Concurrency Problems

📘 Learn Concurrency Problems from zero

Concurrency problems reward a calm, disciplined process far more than cleverness. Use the same loop every time.

1. Read & restate. Say out loud what the threads are and what each must do. The decisive question is always: what state is shared, and what ordering must hold? Most "hard" concurrency problems become easy once you name these two things.
2. Pin the constraints. Number of threads, fixed vs. dynamic? Is output order required, or just correctness? Bounded resources (buffer size, N philosophers)? Termination condition? These dictate the primitive.
3. Brute force first — and make it correct, not fast. Start with one big lock (synchronized) around all shared state. A correct serialized version is your baseline; never optimize before it works. This also exposes exactly which sections actually contend.
4. Spot the pattern. Map the problem to a canonical shape: mutual exclusion (locks/atomics), signaling/ordering (semaphores, condition variables, latches), rendezvous (barriers), producer–consumer (blocking queues), or deadlock avoidance (lock ordering / arbiter). Name it before you code.
5. Optimize deliberately. Shrink critical sections, swap a global lock for fine-grained locks or lock-free atomics, partition work across a pool and reduce. Each step trades simplicity for throughput — justify it.
6. Edge cases & correctness checks. Spurious wakeups (always re-check the condition in a while loop, never an if), deadlock (hold-and-wait + circular wait), livelock, starvation/fairness, and clean shutdown. Reason about the worst interleaving, not the happy path.
7. Test. Run with many threads and high iteration counts; concurrency bugs are probabilistic. State your invariant ("at most N at the table," "H:O is 2:1 in every prefix") and argue why no interleaving breaks it.

Be encouraged: the primitive almost always falls out of step 4 once you've honestly answered step 1.

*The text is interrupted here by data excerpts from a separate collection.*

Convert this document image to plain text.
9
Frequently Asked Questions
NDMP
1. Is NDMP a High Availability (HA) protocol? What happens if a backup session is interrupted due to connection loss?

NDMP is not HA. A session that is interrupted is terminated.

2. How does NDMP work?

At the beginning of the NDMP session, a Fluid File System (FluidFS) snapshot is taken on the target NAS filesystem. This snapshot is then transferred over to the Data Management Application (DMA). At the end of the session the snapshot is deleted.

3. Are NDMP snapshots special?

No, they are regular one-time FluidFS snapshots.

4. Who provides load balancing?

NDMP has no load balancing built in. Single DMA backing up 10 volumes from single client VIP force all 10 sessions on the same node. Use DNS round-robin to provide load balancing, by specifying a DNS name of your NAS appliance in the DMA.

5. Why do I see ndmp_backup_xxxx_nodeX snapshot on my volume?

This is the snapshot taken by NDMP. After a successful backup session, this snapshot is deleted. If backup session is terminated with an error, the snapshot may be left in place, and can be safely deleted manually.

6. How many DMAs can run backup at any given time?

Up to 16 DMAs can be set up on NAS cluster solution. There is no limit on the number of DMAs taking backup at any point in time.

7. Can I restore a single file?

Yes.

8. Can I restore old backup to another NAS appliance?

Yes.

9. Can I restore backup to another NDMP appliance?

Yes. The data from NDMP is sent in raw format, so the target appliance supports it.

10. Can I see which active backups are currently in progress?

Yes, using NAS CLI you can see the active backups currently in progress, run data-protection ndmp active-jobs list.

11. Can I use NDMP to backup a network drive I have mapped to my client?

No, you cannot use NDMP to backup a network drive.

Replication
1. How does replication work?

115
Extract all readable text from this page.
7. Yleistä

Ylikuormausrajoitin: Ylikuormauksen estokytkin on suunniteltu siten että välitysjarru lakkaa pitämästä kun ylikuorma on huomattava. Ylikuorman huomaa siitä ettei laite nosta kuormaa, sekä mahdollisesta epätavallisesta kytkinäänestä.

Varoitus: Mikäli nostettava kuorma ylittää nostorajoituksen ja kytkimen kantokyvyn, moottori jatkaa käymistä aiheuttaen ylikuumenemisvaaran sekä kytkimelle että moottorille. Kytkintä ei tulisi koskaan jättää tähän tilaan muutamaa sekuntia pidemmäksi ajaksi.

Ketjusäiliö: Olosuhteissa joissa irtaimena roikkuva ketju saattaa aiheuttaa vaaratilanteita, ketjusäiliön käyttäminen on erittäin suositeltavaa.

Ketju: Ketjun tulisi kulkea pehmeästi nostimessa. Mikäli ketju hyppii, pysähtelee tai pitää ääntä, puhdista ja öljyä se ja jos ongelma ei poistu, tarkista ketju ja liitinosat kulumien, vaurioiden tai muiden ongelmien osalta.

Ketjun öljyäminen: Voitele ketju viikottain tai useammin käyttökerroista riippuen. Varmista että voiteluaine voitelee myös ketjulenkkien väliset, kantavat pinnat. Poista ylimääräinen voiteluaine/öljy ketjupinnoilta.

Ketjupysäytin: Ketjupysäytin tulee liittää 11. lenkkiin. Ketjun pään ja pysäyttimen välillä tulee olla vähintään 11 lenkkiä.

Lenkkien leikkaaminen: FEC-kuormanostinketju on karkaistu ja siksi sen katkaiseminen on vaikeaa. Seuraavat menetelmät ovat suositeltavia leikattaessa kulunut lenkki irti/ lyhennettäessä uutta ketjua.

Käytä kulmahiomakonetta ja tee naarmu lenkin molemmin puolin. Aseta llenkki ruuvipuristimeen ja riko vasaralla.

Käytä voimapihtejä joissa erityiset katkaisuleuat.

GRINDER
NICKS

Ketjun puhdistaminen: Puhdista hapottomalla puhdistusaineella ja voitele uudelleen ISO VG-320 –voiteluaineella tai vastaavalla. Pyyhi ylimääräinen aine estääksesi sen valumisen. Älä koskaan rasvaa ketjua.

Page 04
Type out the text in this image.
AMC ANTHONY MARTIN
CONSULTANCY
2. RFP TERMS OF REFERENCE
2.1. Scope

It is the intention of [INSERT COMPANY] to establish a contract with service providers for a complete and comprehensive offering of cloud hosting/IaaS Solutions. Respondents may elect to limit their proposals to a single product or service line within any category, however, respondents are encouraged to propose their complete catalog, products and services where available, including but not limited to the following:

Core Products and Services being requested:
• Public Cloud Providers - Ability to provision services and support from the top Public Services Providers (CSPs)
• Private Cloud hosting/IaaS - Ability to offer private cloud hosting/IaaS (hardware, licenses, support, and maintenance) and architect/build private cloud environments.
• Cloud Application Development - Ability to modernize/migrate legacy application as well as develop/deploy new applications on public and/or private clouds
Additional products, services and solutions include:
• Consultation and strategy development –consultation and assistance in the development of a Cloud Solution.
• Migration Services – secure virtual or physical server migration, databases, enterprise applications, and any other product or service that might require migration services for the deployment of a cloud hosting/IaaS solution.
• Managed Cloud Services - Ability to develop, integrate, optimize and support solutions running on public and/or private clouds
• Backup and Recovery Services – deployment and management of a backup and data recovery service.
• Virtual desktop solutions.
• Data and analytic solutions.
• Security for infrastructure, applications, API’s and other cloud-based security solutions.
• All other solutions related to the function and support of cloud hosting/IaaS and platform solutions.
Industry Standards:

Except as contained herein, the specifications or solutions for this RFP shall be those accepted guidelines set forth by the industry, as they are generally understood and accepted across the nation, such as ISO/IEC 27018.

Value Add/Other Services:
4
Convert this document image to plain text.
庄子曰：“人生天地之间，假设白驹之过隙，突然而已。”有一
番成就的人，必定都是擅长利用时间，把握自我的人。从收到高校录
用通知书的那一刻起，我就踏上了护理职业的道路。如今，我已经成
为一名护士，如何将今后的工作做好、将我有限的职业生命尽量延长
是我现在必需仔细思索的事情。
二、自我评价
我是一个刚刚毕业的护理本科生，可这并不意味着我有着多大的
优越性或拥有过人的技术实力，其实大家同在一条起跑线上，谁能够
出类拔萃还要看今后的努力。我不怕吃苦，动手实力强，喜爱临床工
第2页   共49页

✨ Added by the guide to build intuition — not from the source course.

🎯 Guided practice

Worked example: Building H2O (Problem 12). Hydrogen and oxygen threads each call a hydrogen() / oxygen() method that takes a "release" runnable; you must release them in groups that form one water molecule — exactly 2 H and 1 O bonding together before any thread of the next molecule proceeds.

Step 1 — name the shared state and ordering. Two requirements jump out: (a) a ratio constraint — never let 3 H bond, or 2 O, in one group; and (b) a rendezvous — the three threads of one molecule must all arrive before any are released. That second word, "rendezvous," is the loudest signal.

Step 2 — match signal to technique. "A group of fixed size must all arrive, then proceed together" is the textbook trigger for a barrier (CyclicBarrier(3)): when the third thread arrives, all three cross. But the barrier alone can't enforce the 2:1 ratio — without admission control, three hydrogens could pile into the same barrier. So we add counting semaphores as admission gates: hSem with 2 permits and oSem with 1 permit. This pairing — a semaphore for "how many of each may enter," a barrier for "all bond at once" — is the canonical mutual-exclusion-plus-rendezvous combination.

Step 3 — outline the optimal.

1. Init Semaphore hSem = new Semaphore(2), Semaphore oSem = new Semaphore(1), CyclicBarrier barrier = new CyclicBarrier(3).
2. hydrogen(): hSem.acquire() → barrier.await() → releaseHydrogen.run() → hSem.release().
3. oxygen(): oSem.acquire() → barrier.await() → releaseOxygen.run() → oSem.release().

Emit the atom after barrier.await() returns, not before — that is the canonical accepted form, because the bond is printed only once the full molecule is confirmed present, so the output reads as one molecule at a time.

Why it's correct: the semaphores cap concurrent entrants at exactly 2 H and 1 O, so only one molecule's worth of threads can be past acquire() at a time. barrier.await() blocks until all three of that group are present — guaranteeing they bond as a set — and CyclicBarrier auto-resets the moment it trips. Permits are released only after await() returns, so a thread of the next molecule can't acquire until the current three have crossed. The invariant ("at most 2 H and 1 O between acquire and release") holds under every interleaving. The teaching point: when one constraint is "ratio/count" and another is "all-arrive-together," don't force one primitive to do both — layer a semaphore (admission) under a barrier (rendezvous).

✨ Added by the guide — work these before the full problem set.